What I mean is, while it has the sets, choreography and songs of a Busby Berkeley or Fred Astaire musical, it doesn't have the attitude of a 1930s musical — so much so when Astaire saw “Pennies from Heaven” he reportedly hated it.
Musicals were an escape, for the audience, from the hardships of the Great Depression, but they weren't an escape for the characters in the musicals.
Characters in musicals lived lavish, fun lives. The musical numbers an exclamation point on all the frivolity. The audiences needed these movies as a respite from the harsh existence outside the movie theater.
The characters in “Pennies from Heaven” step out of their dead-end lives and are allowed to imaging themselves into a glorious existence.
“Pennies from Heaven,” based on a 1975 BBC series written by Dennis Potter, is about Arthur (Steve Martin) and struggling sheet music salesman, whose in a frustratingly loveless marriage with Joan (Jessica Harper). Arthur leaves his humdrum life by singing the songs he sells.

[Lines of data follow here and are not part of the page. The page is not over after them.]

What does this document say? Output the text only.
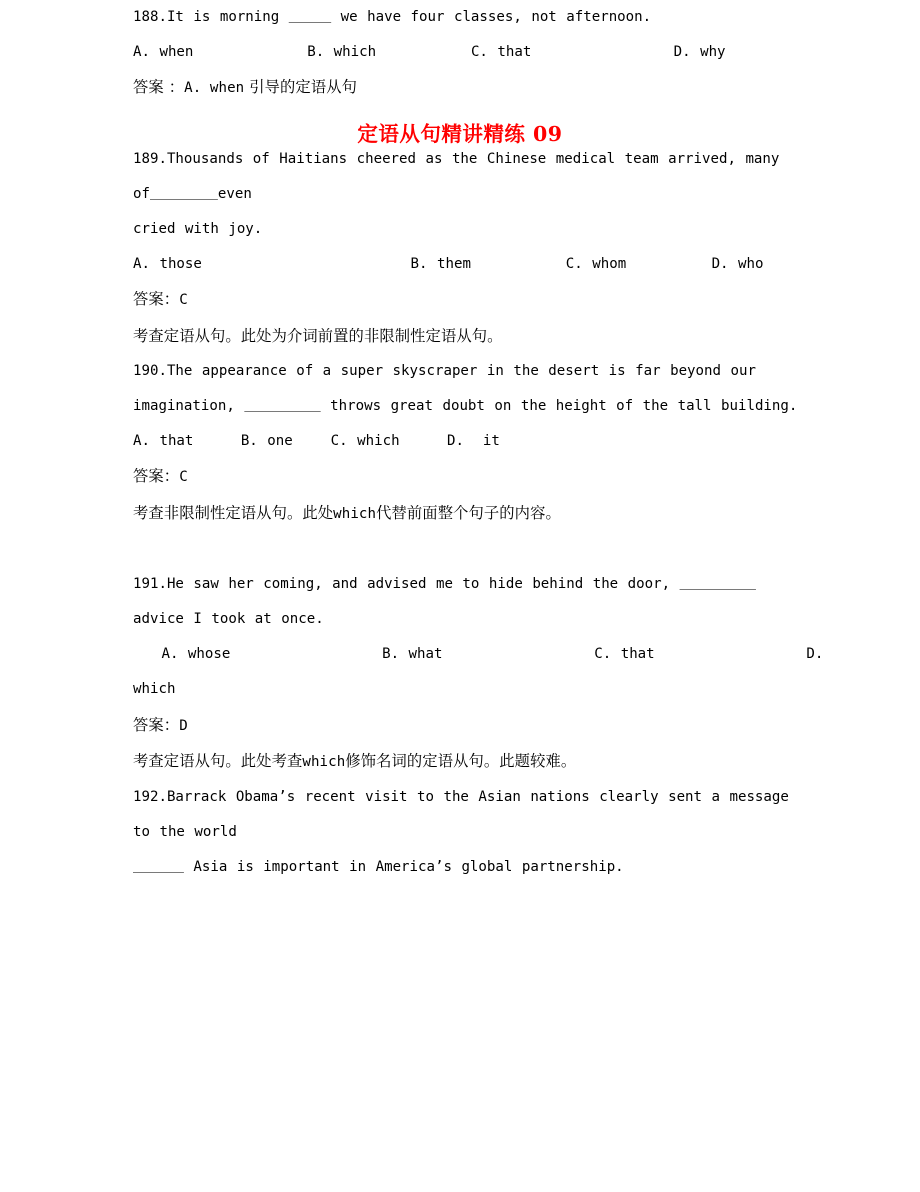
定语从句精讲精练 09
188.It is morning	we have four classes, not afternoon.
A. when            B. which          C. that               D. why
答案 ：A. when 引导的定语从句
189.Thousands of Haitians cheered as the Chinese medical team arrived, many
of	even
cried with joy.
A. those                      B. them          C. whom         D. who
答案：C
考查定语从句。此处为介词前置的非限制性定语从句。
190.The appearance of a super skyscraper in the desert is far beyond our
imagination,	throws great doubt on the height of the tall building.
A. that     B. one    C. which     D.  it
答案：C
考查非限制性定语从句。此处which代替前面整个句子的内容。
191.He saw her coming, and advised me to hide behind the door,
advice I took at once.
A. whose                B. what                C. that                D.
which
答案：D
考查定语从句。此处考查which修饰名词的定语从句。此题较难。
192.Barrack Obama’s recent visit to the Asian nations clearly sent a message
to the world
Asia is important in America’s global partnership.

Arthur meets, seduces and abandons Eileen (Bernadette Peters), an unhappy school teacher. A pregnant Eileen comes to Chicago looking for Arthur but becomes a prostitute instead.
This is dark stuff.
“Pennies from Heaven” was a seismic shift for Martin's fans to accept. It failed horribly at the box office, but it is worth reconsideration. Martin and Peters are really good in this film.
This was Martin's second film, as a lead, and frankly, while he's likable, he's not a nice guy.
One of the great things about “Pennies from Heaven” is the actors do not sing or try to recreate the 1930s music. They lip-sync to the original versions of the songs. We can truly appreciate to beauty of those great old songs in a new and melancholy way.
Christopher Walken gives a brilliant performance as Tom, a pimp, while dancing to “Let's Misbehave.”
And in a forgotten performance as the “The Accordion Man” Vernel Bagneris dances to the title song. It is made all the more poignant; by the use Depression-era photos by Walker Evans and Dorothea Lange as a background.
The film also pays homage to the great Ashcan School artists Edward Hooper (“Nighthawks,” trust me you know it) and Reginald Marsh (“Hudson Bay Fur Company,” if you watch TCM you know this one, too). It's subtle and not so subtle tributes to great American art.
“Pennies from Heaven” is available on Netflix — the U.S. film and the BBC TV series.
They are worth the time, to see a truer and more emotional musical then those made in the 1930s.
Seriously, who among us hasn't wanted to break into song and tap-dance our troubles away?